MAD è stato così popolare da generare una serie di cloni, soprattutto negli anni ’60, riviste che ne scoppiazzavano direttamente il titolo in copertina e mettevano al setaccio il dizionario dei sinonimi: Crazy, Nuts!, Whack, Flip, Unsane sono scomparsi tutti rapidamente come erano nati, ma uno sopravvisse: Cracked.

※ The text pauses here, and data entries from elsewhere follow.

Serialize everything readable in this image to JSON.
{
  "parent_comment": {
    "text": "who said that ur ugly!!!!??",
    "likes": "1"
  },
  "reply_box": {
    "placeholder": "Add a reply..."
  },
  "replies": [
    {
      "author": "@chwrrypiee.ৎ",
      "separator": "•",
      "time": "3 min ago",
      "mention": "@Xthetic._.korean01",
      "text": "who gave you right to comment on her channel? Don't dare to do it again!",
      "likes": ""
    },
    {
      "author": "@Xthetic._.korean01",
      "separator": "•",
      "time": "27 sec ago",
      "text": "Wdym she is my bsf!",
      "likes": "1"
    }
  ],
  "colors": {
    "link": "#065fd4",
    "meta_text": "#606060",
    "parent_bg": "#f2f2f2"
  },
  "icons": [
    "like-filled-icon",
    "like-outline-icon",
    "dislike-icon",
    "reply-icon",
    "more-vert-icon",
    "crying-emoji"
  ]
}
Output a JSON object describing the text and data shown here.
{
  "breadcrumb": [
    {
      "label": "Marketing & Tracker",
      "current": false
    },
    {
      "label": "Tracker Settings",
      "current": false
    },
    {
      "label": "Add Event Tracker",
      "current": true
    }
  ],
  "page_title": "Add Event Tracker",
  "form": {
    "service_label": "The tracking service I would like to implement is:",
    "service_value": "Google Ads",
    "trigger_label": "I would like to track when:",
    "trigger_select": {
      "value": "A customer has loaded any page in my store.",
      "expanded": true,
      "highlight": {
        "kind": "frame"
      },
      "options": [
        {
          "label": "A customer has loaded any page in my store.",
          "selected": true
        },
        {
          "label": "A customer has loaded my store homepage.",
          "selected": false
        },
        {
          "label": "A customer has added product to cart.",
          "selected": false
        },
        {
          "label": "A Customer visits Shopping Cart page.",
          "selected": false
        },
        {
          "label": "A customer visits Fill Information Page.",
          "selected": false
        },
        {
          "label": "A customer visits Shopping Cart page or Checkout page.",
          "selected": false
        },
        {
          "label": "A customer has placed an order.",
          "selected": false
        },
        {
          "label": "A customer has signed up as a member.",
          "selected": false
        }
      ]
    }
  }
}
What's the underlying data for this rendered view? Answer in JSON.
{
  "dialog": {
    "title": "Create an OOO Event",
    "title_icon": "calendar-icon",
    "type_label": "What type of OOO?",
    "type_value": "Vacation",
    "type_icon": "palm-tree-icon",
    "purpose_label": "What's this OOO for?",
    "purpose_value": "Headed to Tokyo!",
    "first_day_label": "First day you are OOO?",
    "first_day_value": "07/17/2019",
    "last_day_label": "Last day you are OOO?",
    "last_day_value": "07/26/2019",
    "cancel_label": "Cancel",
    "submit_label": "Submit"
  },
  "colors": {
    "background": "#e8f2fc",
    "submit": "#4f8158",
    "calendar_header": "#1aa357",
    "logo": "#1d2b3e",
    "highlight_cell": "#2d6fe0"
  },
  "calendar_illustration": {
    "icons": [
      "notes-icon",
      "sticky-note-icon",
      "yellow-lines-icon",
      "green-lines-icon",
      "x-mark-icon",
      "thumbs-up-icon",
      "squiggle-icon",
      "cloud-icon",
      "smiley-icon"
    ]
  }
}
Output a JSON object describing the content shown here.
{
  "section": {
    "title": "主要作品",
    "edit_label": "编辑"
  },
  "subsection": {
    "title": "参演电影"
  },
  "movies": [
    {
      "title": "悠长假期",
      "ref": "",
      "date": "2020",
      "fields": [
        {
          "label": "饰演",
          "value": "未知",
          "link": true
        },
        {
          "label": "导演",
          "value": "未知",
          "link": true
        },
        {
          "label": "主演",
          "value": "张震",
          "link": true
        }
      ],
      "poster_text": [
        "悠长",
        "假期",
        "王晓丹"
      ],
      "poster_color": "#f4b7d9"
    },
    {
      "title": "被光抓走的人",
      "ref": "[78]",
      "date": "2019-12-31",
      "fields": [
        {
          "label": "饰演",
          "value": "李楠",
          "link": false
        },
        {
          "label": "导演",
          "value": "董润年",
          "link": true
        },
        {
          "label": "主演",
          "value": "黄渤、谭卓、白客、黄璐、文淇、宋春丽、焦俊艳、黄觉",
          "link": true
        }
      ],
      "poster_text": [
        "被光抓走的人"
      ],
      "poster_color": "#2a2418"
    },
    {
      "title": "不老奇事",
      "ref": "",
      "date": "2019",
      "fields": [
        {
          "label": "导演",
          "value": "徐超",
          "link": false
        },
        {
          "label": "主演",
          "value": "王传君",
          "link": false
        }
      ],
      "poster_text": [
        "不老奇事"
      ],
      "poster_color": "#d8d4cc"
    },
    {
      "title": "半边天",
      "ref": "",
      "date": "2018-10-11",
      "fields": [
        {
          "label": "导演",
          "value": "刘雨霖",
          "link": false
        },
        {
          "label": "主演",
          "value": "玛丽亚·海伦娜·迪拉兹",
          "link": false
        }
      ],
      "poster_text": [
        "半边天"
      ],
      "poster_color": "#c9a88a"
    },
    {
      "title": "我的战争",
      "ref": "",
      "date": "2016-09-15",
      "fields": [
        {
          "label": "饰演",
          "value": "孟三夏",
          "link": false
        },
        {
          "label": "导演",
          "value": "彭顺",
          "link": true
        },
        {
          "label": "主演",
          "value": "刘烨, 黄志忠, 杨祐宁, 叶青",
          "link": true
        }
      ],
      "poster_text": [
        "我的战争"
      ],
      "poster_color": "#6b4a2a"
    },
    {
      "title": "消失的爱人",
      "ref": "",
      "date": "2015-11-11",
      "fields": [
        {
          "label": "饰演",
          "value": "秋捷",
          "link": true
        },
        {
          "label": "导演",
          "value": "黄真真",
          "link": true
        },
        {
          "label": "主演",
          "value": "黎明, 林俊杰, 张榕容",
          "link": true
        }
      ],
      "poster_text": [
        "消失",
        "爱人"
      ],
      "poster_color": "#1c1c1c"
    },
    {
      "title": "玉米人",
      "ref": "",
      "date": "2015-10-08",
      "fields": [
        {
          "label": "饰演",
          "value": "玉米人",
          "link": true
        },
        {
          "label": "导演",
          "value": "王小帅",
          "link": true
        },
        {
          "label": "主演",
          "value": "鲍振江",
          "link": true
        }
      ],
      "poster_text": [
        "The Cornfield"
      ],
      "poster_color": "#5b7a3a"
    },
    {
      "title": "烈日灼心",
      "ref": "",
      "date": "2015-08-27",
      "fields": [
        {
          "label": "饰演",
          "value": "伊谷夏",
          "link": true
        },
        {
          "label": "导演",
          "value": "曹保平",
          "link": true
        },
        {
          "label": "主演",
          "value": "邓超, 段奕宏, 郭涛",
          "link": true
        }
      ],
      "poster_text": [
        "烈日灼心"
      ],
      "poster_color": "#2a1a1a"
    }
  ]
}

Ok, forse vedi dove sto andando a parare (soprattutto se frequenti i mari anglosassoni della rete); per anni Cracked è stato il fratello povero di MAD, per sua stessa ammissione era la rivista più comprata da chi all’edicola era arrivato troppo tardi per comprare MAD. Invece oggi Cracked è uno dei siti più popolari dell’intero web. Ha inventato uno stile di giornalismo internettiano, quello delle liste: 9 famosi cattivi dei film che erano nel giusto; 7 leggende urbane inquietanti che si sono rivelate vere; le scene di sesso più depravate sottintese da “Harry Potter”. Questo stesso articolo è debitore a Cracked, con i suoi 5 punti chiaramente espressi ad inizio articolo di modo che tu sappia esattamente quanto ti impiegherà la lettura.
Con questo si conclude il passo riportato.